Now that we have water, the question becomes where to camp. We look at our maps. There's a spot on the map that suggests a camp about two miles from here. We agree to shoot for that. Braveheart jets off up the hill leaving me in a cloud of dust. I pull out my can of spinach, metaphorically speaking, a brown sugar cinnamon Pop Tart. I munch on that as I slowly plod up the hill after her. We eventually arrive and a sunny knoll with stunning views in multiple directions. We are home. It's still warm. I slowly set up my tent in a sunny spot,toss my stuff inside then I go and lay in the shade. I am beat.

As beat as I am I reflect on the fact that this is a day of firsts. This is the first day of the longest hike of my life. When I hit the trail this morning I past my previous personal record of two hundred and sixty six miles. It's also the longest trip in consecutive days, now going on sixteen. I also have completed one tenth of the distance from Mexico to Canada. It's been my most difficult day so far, but it is also satisfying to know that I have made it this far.
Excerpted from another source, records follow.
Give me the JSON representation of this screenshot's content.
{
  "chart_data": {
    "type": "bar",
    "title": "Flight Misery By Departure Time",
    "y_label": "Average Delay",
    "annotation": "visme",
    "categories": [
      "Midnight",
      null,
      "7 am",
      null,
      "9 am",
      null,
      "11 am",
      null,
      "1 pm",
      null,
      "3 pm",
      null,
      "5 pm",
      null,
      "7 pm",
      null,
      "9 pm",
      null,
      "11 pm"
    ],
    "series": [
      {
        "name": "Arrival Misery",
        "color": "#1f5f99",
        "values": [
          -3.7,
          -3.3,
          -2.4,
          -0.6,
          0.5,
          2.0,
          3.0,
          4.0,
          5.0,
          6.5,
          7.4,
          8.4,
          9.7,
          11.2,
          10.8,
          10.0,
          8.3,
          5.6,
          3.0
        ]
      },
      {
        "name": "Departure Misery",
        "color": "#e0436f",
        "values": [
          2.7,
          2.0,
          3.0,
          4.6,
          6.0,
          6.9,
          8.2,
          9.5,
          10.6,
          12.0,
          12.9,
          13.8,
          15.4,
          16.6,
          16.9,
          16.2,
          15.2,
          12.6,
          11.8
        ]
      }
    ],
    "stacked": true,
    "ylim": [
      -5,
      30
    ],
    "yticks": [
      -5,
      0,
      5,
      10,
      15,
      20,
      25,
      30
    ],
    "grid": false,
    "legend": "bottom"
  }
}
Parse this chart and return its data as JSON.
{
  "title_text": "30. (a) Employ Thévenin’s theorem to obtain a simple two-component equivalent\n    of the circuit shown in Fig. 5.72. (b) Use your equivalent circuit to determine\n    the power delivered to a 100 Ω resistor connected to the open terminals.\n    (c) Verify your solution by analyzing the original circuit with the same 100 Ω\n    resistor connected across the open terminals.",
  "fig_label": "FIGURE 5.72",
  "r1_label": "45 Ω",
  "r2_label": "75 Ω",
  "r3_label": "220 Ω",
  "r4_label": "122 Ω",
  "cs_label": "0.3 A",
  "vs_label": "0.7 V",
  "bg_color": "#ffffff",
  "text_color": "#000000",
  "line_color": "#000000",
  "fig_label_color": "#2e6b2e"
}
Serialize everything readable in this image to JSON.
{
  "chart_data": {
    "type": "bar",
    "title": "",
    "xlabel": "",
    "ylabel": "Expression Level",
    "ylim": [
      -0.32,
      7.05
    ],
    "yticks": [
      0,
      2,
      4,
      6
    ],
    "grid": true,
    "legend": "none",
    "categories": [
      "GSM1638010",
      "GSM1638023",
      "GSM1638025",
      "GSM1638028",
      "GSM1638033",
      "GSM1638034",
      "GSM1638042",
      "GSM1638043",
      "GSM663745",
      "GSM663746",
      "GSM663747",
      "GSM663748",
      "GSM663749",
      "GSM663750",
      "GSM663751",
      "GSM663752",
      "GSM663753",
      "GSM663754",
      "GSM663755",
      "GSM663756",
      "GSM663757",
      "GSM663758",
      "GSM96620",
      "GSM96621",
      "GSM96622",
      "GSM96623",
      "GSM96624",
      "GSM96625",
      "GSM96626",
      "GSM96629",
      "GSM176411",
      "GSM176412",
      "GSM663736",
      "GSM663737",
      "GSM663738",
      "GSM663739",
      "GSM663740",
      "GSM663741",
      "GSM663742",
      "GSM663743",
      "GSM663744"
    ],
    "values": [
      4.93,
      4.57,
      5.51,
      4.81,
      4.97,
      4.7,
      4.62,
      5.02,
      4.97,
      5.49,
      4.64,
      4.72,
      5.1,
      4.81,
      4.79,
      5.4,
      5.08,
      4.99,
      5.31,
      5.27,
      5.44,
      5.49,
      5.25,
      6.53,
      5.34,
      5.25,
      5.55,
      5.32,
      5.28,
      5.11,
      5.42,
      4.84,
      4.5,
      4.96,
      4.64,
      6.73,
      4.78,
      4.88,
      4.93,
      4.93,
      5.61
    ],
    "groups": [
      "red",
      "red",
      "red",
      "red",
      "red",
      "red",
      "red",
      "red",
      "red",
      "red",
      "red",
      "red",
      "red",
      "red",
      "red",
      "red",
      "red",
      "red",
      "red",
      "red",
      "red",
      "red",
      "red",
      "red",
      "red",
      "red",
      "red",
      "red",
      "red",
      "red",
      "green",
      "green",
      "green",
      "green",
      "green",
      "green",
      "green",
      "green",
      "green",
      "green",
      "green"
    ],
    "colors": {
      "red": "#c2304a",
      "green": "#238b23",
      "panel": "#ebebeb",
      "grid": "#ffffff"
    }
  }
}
The sun draws towards the horizon, a cooling breeze reaches our knoll. Ahhh… Dinner time. I whip up a bag of split pea soup fortified with sausage and minute rice. I talk about the steak and king crab legs with a baked potato covered in sour cream, butter, chives, and bacon bits that I pretended I was making. Some it it didn't quite taste the same. We have at least two more hours of daylight once dinner is done. I use mine to sleep, I am in my tent while the last few rays are still hitting it. I fall sleep as my head hits my pillow, which is really just my fleece pullover in a stuff sack. I sleep like a log.